Terminal Velocity of the Fuel Balls

Does anyone have any estimates for the terminal velocity of the fuel balls?

Thank you,
Dikshant Sharma

Mumbles something about an unladen swallow

Terminal velocity is the highest velocity attainable by an object as it falls through a fluid (air is the most common example, but the concept applies equally to any fluid)

With that definition, and with G23:

Shoot FUEL from your own LAUNCHPAD. A ROBOT may only LAUNCH FUEL while in their LAUNCHPAD (i.e. at least breaking the plane of the line with BUMPERS).

I don’t see any teams actually approaching terminal velocity with their fuel. So, why do you want to figure out what it is? trying to shoot the ball through the ceiling of your venue?

No, trying to calculate ball trajectory.

Terminal velocity is a simple way of incorporating air drag force into trajectory calculations.

At terminal velocity, the force of air drag is equal to the force of gravity.

If you assume air drag is proportional to velocity squared, you can then compute the air drag force at any velocity.

You can then set up an Initial Value Problem and numerically integrate it to find the trajectory.

Like this.

Mumbles something about empirically determining terminal velocity of balls by firing them out of a bench grinder

In our team’s unscientific testing of the fuel ballistics behavior (i.e…no one was writing anything down), we observed that they are pretty stable when tossed but they lose velocity rapidly and eventually just want to drop out of the air.

Dimples on golf balls are not the same as holes in a hollow ball.

I don’t think aerodynamics will be useful for modelling flight paths of fuel; the holes will let air through, and even if the interaction is significant, it wouldn’t be practical to model internal air flow.

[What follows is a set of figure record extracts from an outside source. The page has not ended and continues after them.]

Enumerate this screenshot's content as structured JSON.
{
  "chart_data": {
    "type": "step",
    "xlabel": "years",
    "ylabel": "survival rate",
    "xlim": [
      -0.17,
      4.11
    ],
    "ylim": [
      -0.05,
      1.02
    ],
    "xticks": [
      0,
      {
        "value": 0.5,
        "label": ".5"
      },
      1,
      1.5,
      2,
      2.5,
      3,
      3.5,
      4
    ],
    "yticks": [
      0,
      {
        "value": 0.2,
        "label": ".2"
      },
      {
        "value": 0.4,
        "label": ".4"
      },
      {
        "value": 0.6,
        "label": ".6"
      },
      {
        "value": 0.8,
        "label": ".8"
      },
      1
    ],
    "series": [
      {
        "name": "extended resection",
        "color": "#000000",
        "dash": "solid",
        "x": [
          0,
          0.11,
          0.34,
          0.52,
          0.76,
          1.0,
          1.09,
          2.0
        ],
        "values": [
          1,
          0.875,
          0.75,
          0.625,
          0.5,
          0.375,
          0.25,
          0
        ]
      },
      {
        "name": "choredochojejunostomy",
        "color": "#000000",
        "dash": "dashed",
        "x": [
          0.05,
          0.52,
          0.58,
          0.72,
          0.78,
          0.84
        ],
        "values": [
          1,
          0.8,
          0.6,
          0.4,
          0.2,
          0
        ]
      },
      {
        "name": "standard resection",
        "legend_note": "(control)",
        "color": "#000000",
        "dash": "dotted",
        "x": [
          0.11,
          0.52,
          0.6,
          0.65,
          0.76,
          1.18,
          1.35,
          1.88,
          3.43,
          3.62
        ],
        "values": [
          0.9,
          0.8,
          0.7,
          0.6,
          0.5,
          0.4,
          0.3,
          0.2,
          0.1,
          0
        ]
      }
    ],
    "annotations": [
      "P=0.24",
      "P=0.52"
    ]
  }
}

Sidenote: I know one of the pieces of software in the KoP vouchers does airflow modelling, that might be worth looking into. Also Wolfram Alpha Pro: Amazing.

Here I’ll link my projectile motion with air resistance desmos graph. I used it last year with the solid balls. It assumes that friction is proportional to velocity directly (ie not squared) which is technically an incorrect assumption, but it looks pretty.

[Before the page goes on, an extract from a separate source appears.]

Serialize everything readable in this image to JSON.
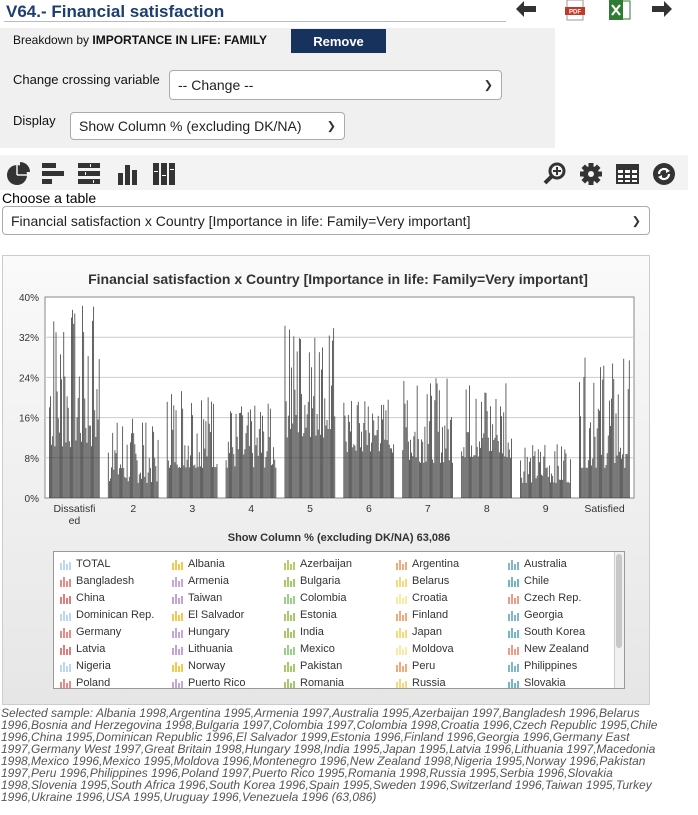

You don’t need to model airflow in order to build a useful simulation. All you need is some good data.

For any team so inclined, here is an opportunity to provide a useful service to the community

Place the cannon against a block wall (a gym perhaps) and fire shots along the wall at different elevation angles and muzzle speeds while taking high-speed timestamped videos. Make sure there are no running fans or open doors or windows (to eliminate air currents).

The blocks act as a Cartesian grid for marking 2D (x,y) location.

Using the location vs time data, that data can be fit to a parameterized model to find values for the model parameters which provide the best fit.

Once the best-fit parameters have been experimentally determined, the model can be used by teams to help design their cannons.

I’ll volunteer to do the model fitting if the data is made available.

[EDIT] Thinking back to my boyhood, I seem to recall that Wiffle balls exhibit a profound Magnus effect. Topspin and backspin can dramatically affect the flight path. This makes the data collection and modeling quite a bit more difficult and contentious.

I think the more pressing question is the maximum fire rate of the balls before they start colliding with each other at the apex of their arc.

I wonder if that’s because of the holes in general or the fact that wiffle balls only have holes on one side. With holes more evenly spaced, it might make a difference, though I’m not entirely sure.

We did specific testing to see if spin affected ball trajectory on the order of what a wiffle ball does, and these balls are not affected in the same way as wiffle balls.

I opine that the uniform distribution of holes does not enable the very interesting aerodynamic effects that make wiffle balls so darn wiffly.

For reference.

Team 4926 conducted a ball drop experiment to measure the terminal velocity of the fuel balls. We confirm a terminal velocity of 10.16 m/s (33 ft/s). From this we calculated the drag coefficient to be 0.45. Thanks Ether for the help! If you want to see our video you can find it on our Facebook Page (Columbus Robotics) or through this link.


Your thoughts are exactly right. REAL Wiffle balls (manufactured 1 mile from where I now sit) were specifically designed to curve, and that’s why the holes are only on one side.